Phuket is relatively new to me and while I have visited in the past it has only been on passing en route to the surrounding, less developed areas (hideaways in the north of the island, Koh Maprao (coconut island) and Koh Yao Yai). So to date I’ve failed to see Phuket city centre and in honesty I’ve never mustered much excitement to do so. Today however, having arrived to Phuket Pier and with time to waste, I will venture to the one area of Phuket which does appeal to me. The Phuket Old Town is an area of old colonial shop houses, century old Sino-Portuguese architecture and to my surprise some old world charm. While I generally avoid tourist areas Phuket Old Town proves to be less touristy than expected with only a trickle of travellers and the many of them being domestic and ASEAN tourists. As expected however Phuket Old Town has become a tad artsy and hipster (as with popular colonial areas e.g. Georgetown, Penang) but thankfully not yet to an overbearing or annoying extent. The area still thrives with traditional trade, authentic architecture and a unique and mixed Thai and Chinese heritage.
Soi Romannee and Beyond
This cute and colourful side street (pictured above) is a popular starting point when exploring Old Phuket Town. While Soi Romannee is one of the better preserved streets in the area it is also a touch garish with brightly painted shop fronts and over the top decoration (great for cute photo-ops). The same goes for the adjoining Thalang Road which at night is draped in multicoloured lighting and other unnatural effects. Interesting to see but it does take from local authenticity.
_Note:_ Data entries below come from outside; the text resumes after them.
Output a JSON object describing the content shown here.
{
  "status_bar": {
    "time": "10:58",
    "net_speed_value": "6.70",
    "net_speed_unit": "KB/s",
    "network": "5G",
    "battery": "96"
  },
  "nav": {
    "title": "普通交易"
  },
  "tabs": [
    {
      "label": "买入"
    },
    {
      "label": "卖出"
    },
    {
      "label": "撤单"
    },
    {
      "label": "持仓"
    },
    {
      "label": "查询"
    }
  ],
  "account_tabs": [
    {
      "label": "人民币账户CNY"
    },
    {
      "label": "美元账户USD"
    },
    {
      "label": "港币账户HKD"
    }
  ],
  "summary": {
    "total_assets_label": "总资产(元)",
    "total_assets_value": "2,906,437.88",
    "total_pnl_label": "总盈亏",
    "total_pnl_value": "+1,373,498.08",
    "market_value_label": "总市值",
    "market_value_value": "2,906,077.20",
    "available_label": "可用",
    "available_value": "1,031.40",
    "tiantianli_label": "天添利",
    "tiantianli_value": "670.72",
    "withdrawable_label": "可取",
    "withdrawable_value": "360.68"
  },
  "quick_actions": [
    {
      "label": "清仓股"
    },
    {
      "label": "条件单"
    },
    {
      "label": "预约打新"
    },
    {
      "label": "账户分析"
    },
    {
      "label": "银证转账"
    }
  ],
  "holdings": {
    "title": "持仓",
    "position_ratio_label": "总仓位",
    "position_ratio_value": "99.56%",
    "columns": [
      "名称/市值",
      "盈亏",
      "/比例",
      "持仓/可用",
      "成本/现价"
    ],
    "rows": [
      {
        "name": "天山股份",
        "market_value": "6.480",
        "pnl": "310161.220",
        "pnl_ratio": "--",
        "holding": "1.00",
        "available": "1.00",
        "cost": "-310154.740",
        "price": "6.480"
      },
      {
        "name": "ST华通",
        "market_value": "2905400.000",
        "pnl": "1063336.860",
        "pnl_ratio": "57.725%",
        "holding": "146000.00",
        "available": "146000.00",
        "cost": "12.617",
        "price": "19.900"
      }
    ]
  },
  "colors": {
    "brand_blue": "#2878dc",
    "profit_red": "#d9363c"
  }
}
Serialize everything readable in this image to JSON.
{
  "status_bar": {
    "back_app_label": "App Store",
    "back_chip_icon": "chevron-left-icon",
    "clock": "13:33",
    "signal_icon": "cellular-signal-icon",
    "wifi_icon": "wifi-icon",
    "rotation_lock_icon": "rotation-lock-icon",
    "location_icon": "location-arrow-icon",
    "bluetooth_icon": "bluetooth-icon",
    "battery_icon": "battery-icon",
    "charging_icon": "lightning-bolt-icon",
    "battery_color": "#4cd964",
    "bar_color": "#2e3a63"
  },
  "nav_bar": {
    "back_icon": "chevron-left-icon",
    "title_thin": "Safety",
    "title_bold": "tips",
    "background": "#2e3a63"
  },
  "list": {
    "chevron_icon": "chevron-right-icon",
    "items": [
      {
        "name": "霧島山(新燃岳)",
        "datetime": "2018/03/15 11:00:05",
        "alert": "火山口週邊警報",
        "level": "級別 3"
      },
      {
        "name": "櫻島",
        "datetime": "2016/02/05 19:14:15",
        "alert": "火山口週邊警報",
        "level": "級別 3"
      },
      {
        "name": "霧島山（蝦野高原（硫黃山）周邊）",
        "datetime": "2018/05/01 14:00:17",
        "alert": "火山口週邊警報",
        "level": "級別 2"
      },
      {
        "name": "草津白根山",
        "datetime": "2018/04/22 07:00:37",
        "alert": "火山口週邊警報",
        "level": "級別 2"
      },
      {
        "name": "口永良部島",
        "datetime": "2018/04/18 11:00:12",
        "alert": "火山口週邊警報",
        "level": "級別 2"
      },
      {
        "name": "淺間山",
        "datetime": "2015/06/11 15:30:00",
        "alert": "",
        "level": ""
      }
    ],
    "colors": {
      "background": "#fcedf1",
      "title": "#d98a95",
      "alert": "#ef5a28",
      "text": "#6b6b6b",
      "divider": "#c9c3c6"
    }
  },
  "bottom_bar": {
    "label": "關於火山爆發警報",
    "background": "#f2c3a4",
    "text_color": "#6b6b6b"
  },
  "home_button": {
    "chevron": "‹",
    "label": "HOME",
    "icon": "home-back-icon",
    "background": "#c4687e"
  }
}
Making the most of Old Phuket Town means pushing out from Soi Romannee and getting lost in surrounding areas which are perfect for poking and pottering around. While I don’t venture too far on my quick visit I find many unique features from local Chinese temples to a traditional shop house culture.
Restaurants and Eating
The food in Phuket Old Town is alone worth the visit and you will find many of the more tempting restaurants in shop houses on Soi Thalang. For our visit we opt for the quieter side of the popular Wilai Restaurant where we find an exciting menu of Southern Thai foods, Chinese influenced dishes and surprisingly tiny prices. My choice here was the Khua Kling Kai a Southern dish of hot, spiced ground chicken served with Thai omelette (Kai Giaow) and fresh vegetables (Pak Sod). Others on our table include the more Chinesey Hokkien Mee (Chinese Fried Noodles) and Moo Hong (Stewed Pork Belly in Chinese Spices). Finishing with a dessert of southern influenced banana and chocolate roti. As above the food alone is worth the visit to Phuket Old Town.